How To Bring Wall Street Into Crypto? Build Better ‘Piping,’ Says Talos CEO
If Wall Street is to be enticed into crypto, firms need tools that better connect them to trading opportunities that are similar to the tools they use on capital markets.
The digital asset space has been abuzz with interest from traditional financial institutions (TradFi) for months as the big players of Wall Street reevaluate it as a solid and lucrative asset class. To make the most of the rewards from this sector, however, TradFi firms need the right applications to get involved, according to Talos CEO Anton Katz.
In an interview with Decrypt, Katz said that financial firms like banks and hedge funds are looking for tools that let them lock in the best price with the lowest risk attached. To help clients do this, Katz said he sees Talos’ role as creating the “piping” that better connects these firms with liquidity with tools familiar to them in capital markets.
“It’s not a very sexy thing to say with investors, but that’s how we think about it,” Katz told Decrypt. “We build the piping, and then we build the layer on top of it.”
Building connections between digital and traditional financial markets is a natural fit for Katz, an MIT-trained engineer who held executive positions at AQR Capital Management and Broadway Technology. In 2018, Katz and his Broadway colleague Ethan Feldman founded Talos as a trading platform that would connect institutional investors with digital asset trading opportunities.

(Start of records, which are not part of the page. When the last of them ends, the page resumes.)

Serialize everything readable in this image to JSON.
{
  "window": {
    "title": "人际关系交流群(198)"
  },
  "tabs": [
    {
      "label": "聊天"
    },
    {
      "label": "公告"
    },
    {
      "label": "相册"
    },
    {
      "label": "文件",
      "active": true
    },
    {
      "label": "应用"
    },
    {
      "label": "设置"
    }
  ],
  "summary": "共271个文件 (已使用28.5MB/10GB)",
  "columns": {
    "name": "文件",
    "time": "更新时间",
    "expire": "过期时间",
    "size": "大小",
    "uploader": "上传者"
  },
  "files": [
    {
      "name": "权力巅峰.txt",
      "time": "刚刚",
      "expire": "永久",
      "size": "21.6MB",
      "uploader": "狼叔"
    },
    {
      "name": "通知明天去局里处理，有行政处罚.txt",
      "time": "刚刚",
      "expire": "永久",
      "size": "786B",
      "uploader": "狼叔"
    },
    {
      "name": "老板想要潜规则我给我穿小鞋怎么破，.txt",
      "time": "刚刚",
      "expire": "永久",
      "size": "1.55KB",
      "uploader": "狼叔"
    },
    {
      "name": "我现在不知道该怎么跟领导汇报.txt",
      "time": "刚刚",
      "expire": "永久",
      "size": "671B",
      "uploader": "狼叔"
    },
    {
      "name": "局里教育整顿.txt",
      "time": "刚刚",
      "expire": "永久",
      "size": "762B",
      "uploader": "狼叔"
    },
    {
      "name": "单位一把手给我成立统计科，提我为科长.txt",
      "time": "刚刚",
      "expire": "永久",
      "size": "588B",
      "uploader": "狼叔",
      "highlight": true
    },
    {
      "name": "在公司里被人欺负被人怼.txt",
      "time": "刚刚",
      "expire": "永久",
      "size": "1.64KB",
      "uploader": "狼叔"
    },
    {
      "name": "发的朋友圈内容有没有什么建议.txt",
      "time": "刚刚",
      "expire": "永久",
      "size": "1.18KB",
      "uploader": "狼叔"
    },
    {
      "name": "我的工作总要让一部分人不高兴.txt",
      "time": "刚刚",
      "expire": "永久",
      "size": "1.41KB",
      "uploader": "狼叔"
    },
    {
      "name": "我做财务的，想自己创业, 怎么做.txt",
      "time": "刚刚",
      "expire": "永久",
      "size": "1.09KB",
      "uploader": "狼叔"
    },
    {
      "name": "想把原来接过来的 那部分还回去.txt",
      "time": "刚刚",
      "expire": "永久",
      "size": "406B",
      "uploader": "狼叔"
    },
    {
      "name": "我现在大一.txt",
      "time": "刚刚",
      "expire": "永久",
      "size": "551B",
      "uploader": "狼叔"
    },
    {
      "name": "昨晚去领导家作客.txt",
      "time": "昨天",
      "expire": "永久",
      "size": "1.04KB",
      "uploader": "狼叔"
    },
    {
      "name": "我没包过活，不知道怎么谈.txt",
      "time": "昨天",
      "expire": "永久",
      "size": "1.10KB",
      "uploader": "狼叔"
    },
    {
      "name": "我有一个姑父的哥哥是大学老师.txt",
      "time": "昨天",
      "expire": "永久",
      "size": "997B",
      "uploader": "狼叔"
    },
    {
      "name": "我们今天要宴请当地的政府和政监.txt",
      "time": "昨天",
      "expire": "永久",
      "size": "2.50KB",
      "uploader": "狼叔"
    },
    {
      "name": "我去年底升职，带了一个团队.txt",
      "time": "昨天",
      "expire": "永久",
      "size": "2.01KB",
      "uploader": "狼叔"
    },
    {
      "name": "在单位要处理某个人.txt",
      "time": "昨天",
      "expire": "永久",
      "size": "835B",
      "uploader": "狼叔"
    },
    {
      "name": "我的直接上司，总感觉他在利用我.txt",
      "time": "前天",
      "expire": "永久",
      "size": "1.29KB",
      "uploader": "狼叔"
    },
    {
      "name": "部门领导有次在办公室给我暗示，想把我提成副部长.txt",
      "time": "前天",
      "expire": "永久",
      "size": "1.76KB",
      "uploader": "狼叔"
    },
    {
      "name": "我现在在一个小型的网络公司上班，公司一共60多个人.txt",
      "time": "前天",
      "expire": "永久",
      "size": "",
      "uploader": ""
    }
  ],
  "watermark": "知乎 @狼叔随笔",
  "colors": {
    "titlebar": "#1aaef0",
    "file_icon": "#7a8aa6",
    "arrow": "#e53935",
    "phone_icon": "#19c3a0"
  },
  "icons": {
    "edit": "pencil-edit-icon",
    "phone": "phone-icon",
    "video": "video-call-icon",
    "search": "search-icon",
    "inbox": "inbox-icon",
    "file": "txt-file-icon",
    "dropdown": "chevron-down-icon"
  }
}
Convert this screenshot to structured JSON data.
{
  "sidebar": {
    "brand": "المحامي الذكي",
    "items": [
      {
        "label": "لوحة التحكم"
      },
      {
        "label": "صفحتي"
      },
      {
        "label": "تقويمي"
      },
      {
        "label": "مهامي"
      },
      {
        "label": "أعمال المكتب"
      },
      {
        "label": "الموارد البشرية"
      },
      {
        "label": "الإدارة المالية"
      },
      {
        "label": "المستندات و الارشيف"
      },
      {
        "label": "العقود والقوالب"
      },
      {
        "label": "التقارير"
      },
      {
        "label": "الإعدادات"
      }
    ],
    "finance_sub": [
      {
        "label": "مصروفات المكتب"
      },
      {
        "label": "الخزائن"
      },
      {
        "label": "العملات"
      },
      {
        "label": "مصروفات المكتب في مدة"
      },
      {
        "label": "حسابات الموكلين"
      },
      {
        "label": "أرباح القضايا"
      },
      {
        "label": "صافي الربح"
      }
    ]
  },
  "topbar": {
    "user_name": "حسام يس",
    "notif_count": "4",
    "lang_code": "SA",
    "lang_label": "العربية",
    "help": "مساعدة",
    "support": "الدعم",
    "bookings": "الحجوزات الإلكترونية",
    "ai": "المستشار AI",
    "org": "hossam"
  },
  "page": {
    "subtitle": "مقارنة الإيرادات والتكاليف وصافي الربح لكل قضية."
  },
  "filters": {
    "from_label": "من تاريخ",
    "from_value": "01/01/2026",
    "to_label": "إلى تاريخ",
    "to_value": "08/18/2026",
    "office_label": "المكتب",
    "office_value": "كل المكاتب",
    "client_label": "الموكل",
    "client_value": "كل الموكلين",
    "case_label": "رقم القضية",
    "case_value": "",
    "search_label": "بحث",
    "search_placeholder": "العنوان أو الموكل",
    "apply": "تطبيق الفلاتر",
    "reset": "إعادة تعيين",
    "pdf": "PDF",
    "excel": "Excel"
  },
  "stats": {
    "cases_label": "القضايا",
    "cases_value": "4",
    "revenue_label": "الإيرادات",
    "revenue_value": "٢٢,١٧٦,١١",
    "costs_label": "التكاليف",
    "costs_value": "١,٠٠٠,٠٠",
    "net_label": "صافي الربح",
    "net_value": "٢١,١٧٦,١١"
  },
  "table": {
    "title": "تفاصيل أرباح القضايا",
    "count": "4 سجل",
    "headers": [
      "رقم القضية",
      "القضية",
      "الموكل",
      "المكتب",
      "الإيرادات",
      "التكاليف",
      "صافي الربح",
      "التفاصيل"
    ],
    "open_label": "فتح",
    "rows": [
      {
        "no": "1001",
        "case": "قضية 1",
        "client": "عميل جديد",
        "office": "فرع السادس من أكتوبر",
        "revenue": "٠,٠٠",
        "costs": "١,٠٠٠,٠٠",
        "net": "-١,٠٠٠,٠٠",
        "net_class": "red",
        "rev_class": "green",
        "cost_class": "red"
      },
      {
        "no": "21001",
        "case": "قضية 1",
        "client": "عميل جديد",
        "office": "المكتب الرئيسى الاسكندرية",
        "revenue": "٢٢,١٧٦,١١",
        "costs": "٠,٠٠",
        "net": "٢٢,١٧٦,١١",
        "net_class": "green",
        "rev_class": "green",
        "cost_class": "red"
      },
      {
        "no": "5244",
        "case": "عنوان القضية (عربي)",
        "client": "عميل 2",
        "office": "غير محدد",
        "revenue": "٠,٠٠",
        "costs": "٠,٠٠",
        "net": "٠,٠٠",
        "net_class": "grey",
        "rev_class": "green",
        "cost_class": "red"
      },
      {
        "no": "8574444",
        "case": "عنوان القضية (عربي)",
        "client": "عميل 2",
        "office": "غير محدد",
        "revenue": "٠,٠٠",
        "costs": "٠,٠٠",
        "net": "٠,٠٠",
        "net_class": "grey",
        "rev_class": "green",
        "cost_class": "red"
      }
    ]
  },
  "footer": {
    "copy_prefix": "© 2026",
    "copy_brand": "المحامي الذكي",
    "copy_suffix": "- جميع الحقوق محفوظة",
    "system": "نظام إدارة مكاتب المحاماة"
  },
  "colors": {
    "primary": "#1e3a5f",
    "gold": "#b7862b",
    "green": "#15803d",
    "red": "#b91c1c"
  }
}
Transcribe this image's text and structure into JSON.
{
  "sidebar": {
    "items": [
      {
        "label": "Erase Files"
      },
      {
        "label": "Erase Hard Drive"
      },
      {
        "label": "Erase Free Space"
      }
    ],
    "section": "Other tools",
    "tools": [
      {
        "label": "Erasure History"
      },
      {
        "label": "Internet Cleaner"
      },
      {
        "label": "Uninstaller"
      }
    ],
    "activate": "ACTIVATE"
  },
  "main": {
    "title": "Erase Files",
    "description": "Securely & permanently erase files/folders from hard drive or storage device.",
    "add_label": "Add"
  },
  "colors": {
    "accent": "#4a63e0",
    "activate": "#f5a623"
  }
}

Building the plumbing for clients is necessary, Katz said, as the digital asset space undergoes what he says is an “institutionalization of the entire marketplace” in the wake of high-profile failures like Terra and FTX—on top of heightened scrutiny from regulators.
Some of the protections institutional investors want to see before participating in crypto already have parallels in the markets in which they’re used to operating that can be imported, he said.
“We’ve seen these kinds of events that have people at some point say, ‘We need a lot more protection here,'” said Katz. “Well, the capital market side actually does that pretty well because it’s years of bad things that happened that created an ecosystem of safeties and all that kind of stuff.”
For years, TradFi firms were cautious about crypto markets, be it for the uncertainty that came with its wild market swings or to avoid falling afoul of regulators. For Talos’ clients, the platform offers connections to its wide network of service providers that includes big players like Coinbase and Kraken to help assuage these worries.
Yet, for all the travails seen in crypto recently, there is an enduring sense on Wall Street that it still holds rewards to be gained. In June, BlackRock, the world’s largest asset manager, filed an application for a spot market Bitcoin exchange-traded fund, and it was quickly followed by others.
For its part, Talos announced a partnership with Wall Street-backed cryptocurrency exchange EDX Markets in July to connect the latter’s clients through a front-end system to access Talos’ network providers.
Despite the perception that crypto is in a “down market,” Katz said that this is an ideal time to double down on creating the market infrastructure needed to incentivize more institutional players to join. As evidence, he said Talos has increasingly seen more interest in its platform from sell-side firms like banks—players that he said “only enter the domain when there’s underlying demand.”
With the “huge positive sign” presented by the recent ETF filings, Katz said it is his view that there is widespread recognition that the demand for digital assets is not going away.
“It’s a young market, it’s evolving, but everything we see right now is pointing out that it is going to be a pretty big contender inside the institutional landscape,” said Katz.